Imagine if E.T., Yoda, and the Na’vi were more than just fictional beings—and what if we could talk to them from Earth? It might be possible one day, thanks to astronomers who sent a message to a star system that may have the ability to support life. The message, which included music and math, was sent in October, but it was announced to the public on Thursday, according to Scientific American.
Although we could hear back in 25 years, it’s unlikely we will, Douglas Vakoch, president of Messaging Extraterrestrial Intelligence (METI) International, told New Scientist.
But, what if we did?
If we hear back, there’s limited guidance in place on how to communicate with the extraterrestrial beings, according to Seth Shostak, a senior astronomer for the SETI (Search For Extraterrestrial Intelligence) Institute.
“There are some protocols, but I think that’s an unfortunate name, and it makes them sound more important than they are,” Shostak told Live Science.
The guidelines—which date back to the 1980s—were designed with governments and scientists in mind. Shostak and his colleagues updated the protocol in the 1990s, in hopes to advise researchers what to do if a detection is made.

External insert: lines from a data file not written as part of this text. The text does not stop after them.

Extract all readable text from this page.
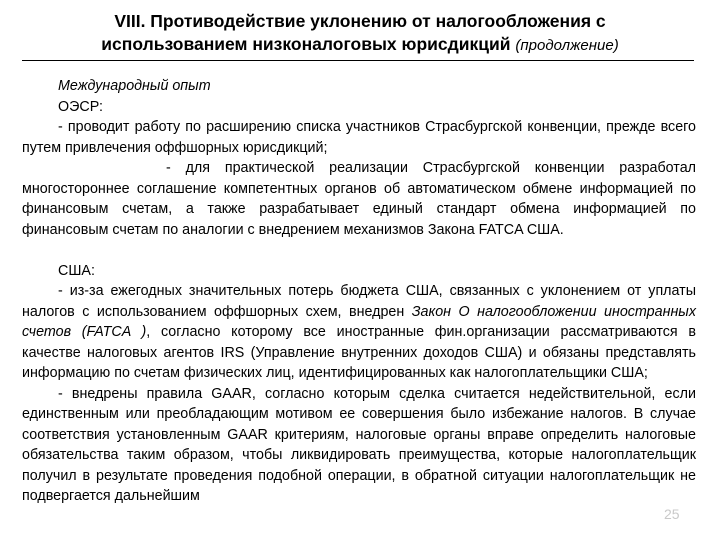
VIII. Противодействие уклонению от налогообложения с
использованием низконалоговых юрисдикций (продолжение)

Международный опыт

ОЭСР:

- проводит работу по расширению списка участников Страсбургской конвенции, прежде всего путем привлечения оффшорных юрисдикций;

- для практической реализации Страсбургской конвенции разработал многостороннее соглашение компетентных органов об автоматическом обмене информацией по финансовым счетам, а также разрабатывает единый стандарт обмена информацией по финансовым счетам по аналогии с внедрением механизмов Закона FATCA США.

США:

- из-за ежегодных значительных потерь бюджета США, связанных с уклонением от уплаты налогов с использованием оффшорных схем, внедрен Закон О налогообложении иностранных счетов (FATCA ), согласно которому все иностранные фин.организации рассматриваются в качестве налоговых агентов IRS (Управление внутренних доходов США) и обязаны представлять информацию по счетам физических лиц, идентифицированных как налогоплательщики США;

- внедрены правила GAAR, согласно которым сделка считается недействительной, если единственным или преобладающим мотивом ее совершения было избежание налогов. В случае соответствия установленным GAAR критериям, налоговые органы вправе определить налоговые обязательства таким образом, чтобы ликвидировать преимущества, которые налогоплательщик получил в результате проведения подобной операции, в обратной ситуации налогоплательщик не подвергается дальнейшим

25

"They say, 'If you pick up a signal, check it out ... tell everybody ... and don't broadcast any replies without international consultation,' whatever that means," he told Live Science. “But that's all that the protocols say, and they have no force of law. The United Nations took a copy of the early protocols and put them in a file drawer somewhere, and that's as official as they ever got."
But, renowned physicist Stephen Hawking doesn’t think we should answer, as it may lead to some serious consequences.
“Meeting an advanced civilization could be like Native Americans encountering Columbus. That didn't turn out so well,” Hawking said in his 2016 documentary series, “Stephen Hawking’s Favorite Places,” Space.com reports.
However, Shostak argues that there’s a problem with the Columbus analogy.
“The analogy isn’t terribly apt. These folks weren’t doing exploration for its own sake. They found something new by accident,” Shostak said, according to NBC. “A better analogy might be the discovery of Antarctica or the source of the Nile. These really were exploration efforts.”
Still, this doesn't answer the question of what would actually happen and we likely won't have an answer until the day it does. But when it occurs, it's sure to be an eye-opening moment.
"We’ll immediately know something very important. We’ll know that we are neither unique nor special," Shostak concludes in his NBC article. "But if you ask what the legacy of such a discovery will be hundreds or thousands of years from now, there’s simply no way to arrive at an answer that’s either useful or accurate."